Dell opens global innovation facility in Singapore

Dell Technologies has established an innovation facility in Singapore that focuses on research and development (R&D) work in key digital transformation technologies, including edge computing, data analytics, and augmented reality. The result of a three-year investment totalling $50 million, it is the company’s first such facility to be built outside the US. 

It also houses a team dedicated to enhancing user experience, according to Dell’s president of Asia-Pacific Japan and global digital cities, Amit Midha. Of the total investment, $23 million alone will be invested this year. 

The facility also accommodates Dell’s existing R&D work in Singapore that is responsible for the company’s global design and development work for product categories that include monitors and client peripherals. In addition, it encompasses a hardware prototyping lab focused exclusively on product design, including the development of artificial intelligence (AI) technologies. 

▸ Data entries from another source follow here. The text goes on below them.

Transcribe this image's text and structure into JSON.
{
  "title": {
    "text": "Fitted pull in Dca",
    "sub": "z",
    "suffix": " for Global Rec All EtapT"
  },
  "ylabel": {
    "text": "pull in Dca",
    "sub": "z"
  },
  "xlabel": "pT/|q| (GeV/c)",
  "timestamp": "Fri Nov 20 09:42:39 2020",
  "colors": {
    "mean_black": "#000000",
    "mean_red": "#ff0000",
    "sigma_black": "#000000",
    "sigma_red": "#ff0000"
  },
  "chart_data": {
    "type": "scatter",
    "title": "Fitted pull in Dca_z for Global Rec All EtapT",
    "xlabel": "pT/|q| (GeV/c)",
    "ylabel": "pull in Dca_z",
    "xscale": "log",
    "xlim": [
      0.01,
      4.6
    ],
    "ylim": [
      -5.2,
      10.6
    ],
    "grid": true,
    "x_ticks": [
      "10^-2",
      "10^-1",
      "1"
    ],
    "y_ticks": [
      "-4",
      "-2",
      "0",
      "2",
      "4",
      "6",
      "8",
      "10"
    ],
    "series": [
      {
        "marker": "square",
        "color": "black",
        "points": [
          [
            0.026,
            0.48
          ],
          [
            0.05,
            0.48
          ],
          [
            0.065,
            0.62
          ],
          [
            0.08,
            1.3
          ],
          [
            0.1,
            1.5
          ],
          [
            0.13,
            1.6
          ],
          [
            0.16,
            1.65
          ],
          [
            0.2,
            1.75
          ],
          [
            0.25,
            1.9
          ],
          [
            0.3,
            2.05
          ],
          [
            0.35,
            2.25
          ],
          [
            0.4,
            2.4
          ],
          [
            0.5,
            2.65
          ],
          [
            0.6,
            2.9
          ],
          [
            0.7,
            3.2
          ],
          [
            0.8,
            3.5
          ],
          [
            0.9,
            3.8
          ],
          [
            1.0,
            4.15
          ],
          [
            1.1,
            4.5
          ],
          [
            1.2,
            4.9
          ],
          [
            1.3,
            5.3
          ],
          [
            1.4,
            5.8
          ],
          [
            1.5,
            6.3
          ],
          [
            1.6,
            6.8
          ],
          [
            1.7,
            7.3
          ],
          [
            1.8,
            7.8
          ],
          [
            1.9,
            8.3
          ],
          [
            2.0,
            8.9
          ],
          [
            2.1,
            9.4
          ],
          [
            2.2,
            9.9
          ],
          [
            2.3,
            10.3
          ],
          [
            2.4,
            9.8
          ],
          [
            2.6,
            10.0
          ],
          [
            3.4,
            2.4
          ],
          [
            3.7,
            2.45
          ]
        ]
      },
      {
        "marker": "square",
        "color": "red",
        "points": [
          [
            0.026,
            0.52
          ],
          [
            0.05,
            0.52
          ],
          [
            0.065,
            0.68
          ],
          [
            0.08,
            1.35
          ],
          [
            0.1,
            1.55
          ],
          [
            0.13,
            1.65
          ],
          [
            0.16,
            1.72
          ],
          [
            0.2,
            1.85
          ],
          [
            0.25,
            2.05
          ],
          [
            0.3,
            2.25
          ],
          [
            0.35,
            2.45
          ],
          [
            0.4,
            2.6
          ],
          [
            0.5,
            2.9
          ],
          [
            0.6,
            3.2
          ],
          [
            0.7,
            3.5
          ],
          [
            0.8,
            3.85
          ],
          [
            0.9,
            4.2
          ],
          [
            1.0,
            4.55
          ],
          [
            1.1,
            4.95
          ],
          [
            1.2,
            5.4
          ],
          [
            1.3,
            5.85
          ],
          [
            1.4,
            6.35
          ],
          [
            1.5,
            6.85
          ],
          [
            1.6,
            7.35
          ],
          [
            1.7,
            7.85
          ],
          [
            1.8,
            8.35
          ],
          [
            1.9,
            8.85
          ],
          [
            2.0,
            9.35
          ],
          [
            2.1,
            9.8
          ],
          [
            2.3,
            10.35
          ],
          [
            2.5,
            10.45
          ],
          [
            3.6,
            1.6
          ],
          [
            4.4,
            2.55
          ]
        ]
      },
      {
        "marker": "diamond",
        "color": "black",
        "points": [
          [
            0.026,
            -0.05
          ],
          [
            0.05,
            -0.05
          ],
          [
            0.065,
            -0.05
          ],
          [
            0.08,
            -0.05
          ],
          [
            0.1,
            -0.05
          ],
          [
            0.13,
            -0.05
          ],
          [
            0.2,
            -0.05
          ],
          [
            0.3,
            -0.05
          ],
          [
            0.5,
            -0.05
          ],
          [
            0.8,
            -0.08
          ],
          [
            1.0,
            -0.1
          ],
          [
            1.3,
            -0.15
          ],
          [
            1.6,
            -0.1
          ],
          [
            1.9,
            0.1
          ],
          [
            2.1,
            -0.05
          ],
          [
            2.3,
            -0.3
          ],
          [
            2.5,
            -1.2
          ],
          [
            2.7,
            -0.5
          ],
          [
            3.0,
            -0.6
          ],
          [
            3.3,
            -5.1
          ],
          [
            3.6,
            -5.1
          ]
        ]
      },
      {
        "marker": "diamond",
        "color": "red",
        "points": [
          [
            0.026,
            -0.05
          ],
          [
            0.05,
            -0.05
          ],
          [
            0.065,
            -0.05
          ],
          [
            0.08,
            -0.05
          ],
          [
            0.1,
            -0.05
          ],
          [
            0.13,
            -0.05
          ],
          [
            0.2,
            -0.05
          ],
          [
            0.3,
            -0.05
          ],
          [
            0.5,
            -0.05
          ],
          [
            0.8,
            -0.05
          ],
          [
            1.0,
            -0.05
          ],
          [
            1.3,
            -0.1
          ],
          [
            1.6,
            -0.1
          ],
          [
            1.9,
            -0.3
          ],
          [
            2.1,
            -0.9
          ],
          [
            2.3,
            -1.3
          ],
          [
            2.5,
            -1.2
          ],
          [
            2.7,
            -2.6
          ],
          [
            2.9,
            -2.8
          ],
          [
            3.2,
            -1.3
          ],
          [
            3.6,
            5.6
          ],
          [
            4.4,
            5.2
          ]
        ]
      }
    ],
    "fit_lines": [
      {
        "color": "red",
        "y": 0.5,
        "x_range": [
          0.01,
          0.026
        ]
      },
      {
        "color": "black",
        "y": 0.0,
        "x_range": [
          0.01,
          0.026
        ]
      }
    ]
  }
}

Speaking to media in the lead up to the hub’s official launch Monday, Midha said more than 160 new roles would be added by year-end to support the innovation hub, including designers and developers, with most of the positions currently already filled. These new hires would push R&D initiatives for the vendor’s customers and partners across the globe. 

Pointing to Dell’s goal of creating technologies that “drive human progress”, he said key investment areas for the Singapore facility would be in line with the company’s focus areas comprising 5G, edge, data management, hybrid cloud, AI and machine learning, and cybersecurity. 

“The world needs technology now more than ever,” he added. “In encouraging the adoption of digital solutions and new technologies, strengthening our product and process innovation system, and engaging the talent pipeline, we believe we are paving the path for a more resilient, progressive, inclusive, and sustainable economy.” 

Dell earlier this month launched a skills accelerator programme in Singapore, offering to equip 3,000 students, fresh graduates, and mid-career professionals over the next two years with skills in cloud computing, data protection, data science, and big data analytics. The scheme encompassed two separate programmes, including a partnership with Singapore Management University that would see more than 1,000 of the school’s undergraduates experience cloud-native technologies and content as part of their curriculum. A five-week training programme also would be offered to 1,000 employees of Dell’s local partners and customers that had enrolled in Singapore’s SGUnited Traineeship or Mid-Career Pathways programme. 

Asked what challenges companies currently faced in their efforts to innovate, Midha said the COVID-19 pandemic had expanded every organisation’s remote workforce. It underscored the need to figure out how innovation could be facilitated while employees worked from home or remotely, he noted. 

This was where collaboration and digital tools came into play, he said. He added that companies also would need to establish the right polices and culture that would drive innovation in the new work environment and enable colleagues build on each other’s ideas.